Postcards From Cambodia by Bruce Cockburn
Abe Lincoln once turned to somebody and said:
Do you ever find yourself talking with the dead?
There are three tiny deaths heads carved out of mammoth tusk
on the ledge in my bathroom.
They grin at me in the morning when Im taking a leak,
but they say very little.
Outside Phnom Penh theres a tower, glass-pannelled,
maybe ten meters high,
filled with skulls from the killing fields.

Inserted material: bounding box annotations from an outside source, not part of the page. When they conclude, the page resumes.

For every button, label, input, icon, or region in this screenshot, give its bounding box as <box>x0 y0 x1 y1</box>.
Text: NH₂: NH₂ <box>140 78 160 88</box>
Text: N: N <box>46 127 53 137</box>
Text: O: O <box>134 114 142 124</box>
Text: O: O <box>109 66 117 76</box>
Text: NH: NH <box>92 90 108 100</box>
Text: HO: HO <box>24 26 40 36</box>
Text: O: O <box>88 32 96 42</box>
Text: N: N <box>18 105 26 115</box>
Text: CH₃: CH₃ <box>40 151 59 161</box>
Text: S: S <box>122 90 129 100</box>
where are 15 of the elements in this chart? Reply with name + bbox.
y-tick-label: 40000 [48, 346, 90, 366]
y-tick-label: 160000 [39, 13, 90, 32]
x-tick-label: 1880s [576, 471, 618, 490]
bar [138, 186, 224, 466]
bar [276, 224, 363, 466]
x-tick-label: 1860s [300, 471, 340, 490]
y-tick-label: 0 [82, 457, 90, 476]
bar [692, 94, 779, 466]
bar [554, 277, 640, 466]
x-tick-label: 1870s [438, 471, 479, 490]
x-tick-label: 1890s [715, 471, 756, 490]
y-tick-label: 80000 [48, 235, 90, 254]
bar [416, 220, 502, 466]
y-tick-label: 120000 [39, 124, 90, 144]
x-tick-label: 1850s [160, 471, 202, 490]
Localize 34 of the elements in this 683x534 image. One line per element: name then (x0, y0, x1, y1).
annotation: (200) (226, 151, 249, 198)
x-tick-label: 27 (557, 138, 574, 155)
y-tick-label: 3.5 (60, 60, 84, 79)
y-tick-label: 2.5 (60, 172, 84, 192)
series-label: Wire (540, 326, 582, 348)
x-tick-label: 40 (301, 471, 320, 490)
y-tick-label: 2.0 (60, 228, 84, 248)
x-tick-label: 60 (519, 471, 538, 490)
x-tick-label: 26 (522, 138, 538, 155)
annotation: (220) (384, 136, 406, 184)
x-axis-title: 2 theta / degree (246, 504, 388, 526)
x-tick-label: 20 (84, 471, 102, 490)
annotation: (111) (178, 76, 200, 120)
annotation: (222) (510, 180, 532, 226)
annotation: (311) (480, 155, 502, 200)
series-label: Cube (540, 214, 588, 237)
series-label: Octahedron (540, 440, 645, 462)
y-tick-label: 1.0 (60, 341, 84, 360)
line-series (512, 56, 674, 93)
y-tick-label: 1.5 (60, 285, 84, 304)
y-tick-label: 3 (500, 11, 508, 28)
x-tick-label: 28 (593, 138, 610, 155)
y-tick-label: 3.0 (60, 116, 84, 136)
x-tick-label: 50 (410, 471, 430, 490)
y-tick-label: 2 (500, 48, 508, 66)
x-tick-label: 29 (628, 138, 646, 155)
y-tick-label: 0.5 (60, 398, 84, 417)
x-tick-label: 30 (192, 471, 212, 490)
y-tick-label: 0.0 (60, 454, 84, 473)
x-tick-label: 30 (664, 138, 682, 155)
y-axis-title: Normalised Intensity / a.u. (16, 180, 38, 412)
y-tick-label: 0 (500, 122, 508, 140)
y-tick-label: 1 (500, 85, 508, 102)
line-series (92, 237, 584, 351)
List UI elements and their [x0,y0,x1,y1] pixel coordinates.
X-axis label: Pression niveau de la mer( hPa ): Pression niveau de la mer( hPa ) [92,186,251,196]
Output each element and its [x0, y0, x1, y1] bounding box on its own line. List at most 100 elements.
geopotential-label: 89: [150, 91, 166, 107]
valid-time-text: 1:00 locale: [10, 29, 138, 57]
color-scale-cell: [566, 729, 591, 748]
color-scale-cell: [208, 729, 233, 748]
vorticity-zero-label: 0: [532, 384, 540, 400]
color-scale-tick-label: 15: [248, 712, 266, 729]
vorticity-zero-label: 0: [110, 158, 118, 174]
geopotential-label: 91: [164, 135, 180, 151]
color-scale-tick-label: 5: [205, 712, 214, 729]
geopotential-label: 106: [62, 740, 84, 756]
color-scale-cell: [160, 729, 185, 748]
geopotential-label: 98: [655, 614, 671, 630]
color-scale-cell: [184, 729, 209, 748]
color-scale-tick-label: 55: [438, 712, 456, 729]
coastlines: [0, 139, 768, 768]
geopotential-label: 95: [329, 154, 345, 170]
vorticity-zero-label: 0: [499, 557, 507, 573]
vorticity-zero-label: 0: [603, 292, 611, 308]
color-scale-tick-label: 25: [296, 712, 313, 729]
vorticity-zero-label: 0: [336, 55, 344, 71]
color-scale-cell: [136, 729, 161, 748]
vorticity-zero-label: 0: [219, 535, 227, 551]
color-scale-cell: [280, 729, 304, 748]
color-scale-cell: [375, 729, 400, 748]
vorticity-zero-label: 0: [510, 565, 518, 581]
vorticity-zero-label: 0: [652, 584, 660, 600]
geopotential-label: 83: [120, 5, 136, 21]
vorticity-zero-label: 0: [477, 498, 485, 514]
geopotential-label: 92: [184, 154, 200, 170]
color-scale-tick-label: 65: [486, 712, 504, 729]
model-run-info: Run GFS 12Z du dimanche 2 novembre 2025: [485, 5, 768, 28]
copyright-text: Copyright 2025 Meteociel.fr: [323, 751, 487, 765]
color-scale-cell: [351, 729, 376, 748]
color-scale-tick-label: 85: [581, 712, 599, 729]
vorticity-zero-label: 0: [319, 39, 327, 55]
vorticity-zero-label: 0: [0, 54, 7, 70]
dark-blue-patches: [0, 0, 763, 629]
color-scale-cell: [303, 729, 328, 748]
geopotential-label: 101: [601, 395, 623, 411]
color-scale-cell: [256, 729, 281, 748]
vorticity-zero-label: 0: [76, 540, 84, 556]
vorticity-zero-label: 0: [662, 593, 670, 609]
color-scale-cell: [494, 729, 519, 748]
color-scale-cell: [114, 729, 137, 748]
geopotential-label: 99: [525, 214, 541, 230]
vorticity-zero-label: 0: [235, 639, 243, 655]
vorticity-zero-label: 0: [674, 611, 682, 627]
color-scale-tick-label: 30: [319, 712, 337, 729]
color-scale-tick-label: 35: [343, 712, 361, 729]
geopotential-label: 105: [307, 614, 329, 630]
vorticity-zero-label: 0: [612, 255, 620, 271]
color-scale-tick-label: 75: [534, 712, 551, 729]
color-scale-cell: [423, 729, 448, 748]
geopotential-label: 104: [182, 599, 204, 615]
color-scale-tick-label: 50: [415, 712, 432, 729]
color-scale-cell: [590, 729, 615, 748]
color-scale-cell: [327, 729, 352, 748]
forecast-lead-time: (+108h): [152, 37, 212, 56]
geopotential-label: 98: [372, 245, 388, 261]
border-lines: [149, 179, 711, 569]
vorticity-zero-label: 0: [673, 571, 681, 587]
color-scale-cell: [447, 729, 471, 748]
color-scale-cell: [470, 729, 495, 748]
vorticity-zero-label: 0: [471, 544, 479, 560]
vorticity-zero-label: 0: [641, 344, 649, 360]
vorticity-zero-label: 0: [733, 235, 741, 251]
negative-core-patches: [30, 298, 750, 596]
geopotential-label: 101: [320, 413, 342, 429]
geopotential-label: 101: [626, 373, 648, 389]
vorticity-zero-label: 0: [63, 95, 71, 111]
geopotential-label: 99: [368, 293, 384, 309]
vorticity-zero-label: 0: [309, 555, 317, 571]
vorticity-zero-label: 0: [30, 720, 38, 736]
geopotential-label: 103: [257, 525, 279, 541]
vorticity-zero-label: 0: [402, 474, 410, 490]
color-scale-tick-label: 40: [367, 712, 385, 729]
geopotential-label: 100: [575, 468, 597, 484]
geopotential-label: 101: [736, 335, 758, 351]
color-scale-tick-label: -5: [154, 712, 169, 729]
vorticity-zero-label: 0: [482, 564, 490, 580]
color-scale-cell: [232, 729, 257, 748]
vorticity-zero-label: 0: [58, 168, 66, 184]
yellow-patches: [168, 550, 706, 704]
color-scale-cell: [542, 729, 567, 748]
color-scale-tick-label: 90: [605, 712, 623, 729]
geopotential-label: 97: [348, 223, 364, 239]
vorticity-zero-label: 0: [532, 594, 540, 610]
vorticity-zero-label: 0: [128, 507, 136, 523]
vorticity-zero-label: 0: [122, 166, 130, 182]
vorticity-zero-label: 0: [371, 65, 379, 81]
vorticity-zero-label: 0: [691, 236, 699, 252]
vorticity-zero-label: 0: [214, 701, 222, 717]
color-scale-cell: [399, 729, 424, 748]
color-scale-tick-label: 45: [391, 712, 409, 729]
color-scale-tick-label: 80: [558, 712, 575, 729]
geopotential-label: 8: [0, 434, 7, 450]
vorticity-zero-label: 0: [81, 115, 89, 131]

Most of them lack the lower jaw
so they dont exactly grin,
but they whisper, as if from a great distance,
of pain, and of pain left far behind
Eighteen thousand empty eyeholes peering out at the four directions
Electric fly buzz green moist breeze
Bonecoloured Brahma bull grazes wet eyed, (gazes??)
hobbled in hollow of mass grave
In the neighbouring field a small herd
of young boys plays soccer,
their laughter swallowed in expanding silence.
This is too big for anger,
its too big for blame.
We stumble through history so
So I bow down my head
Say a prayer for us all
That we dont fear the spirit
when it comes to call
Sun will soon slide down into the far end of the ancient reservoir.
Orange ball merging with its water-borne twin
below airbrushed edges of cloud.
But first it spreads itself,
a golden scrim behind fractal sweep of swooping flycatchers.
Silhouetted dark green trees,
The rains are late this year.
The sky has no more tears to shed.
But from the air Cambodia remains
a disc of wet green, bordered by bright haze.
Water-filled bomb craters sunstreak gleam
stitched in strings across patchwork land
march west toward the far hills of Thailand.